Most operations use both—digital for the official record, paper for quick notes when you’re not near a computer. The key is consistency: one place everyone knows to check.
Common Problems and Fixes
| Problem | Fix |
|---|---|
| Notes too long, nobody reads them | Emphasize brevity; separate urgent from routine |
| Vague or incomplete | Use templates with required fields |
| People forget to write them | Make it part of shift-closing procedures |
| Notes get lost | One consistent location—digital or physical |
Is This Worth the Effort?
Yes, if you run 24/7 operations, need compliance documentation, or have teams that never see each other face-to-face.
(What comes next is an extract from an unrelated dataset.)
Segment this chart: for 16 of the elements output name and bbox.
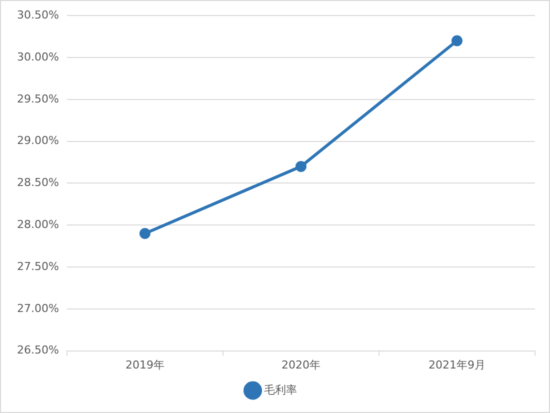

Maybe not if notes become so bureaucratic that people skip them, or so vague they don’t help anyway. The goal is useful information, not paperwork for its own sake.
Sources
Frequently Asked Questions
What are shift notes?
Written handoffs from outgoing to incoming crews. They cover ongoing issues, completed tasks, pending priorities, and anything unusual. Research shows structured handoffs reduce errors by 30–40%.
What should be included in shift notes?
Ongoing issues, completed tasks, pending priorities, equipment problems, safety incidents, and staffing changes. Be specific: “Forklift #3 grinding noise, ticket submitted” not “equipment issue.”
Digital or paper?
Both work. Digital gives you searchability and timestamps. Paper works when computers don’t. Most operations use a hybrid—pick one primary system everyone knows to check.
How long should shift notes be?
A few bullets for quiet shifts, up to a page for complex operations. Brief notes get read; lengthy reports get skimmed. Prioritize urgent items at the top.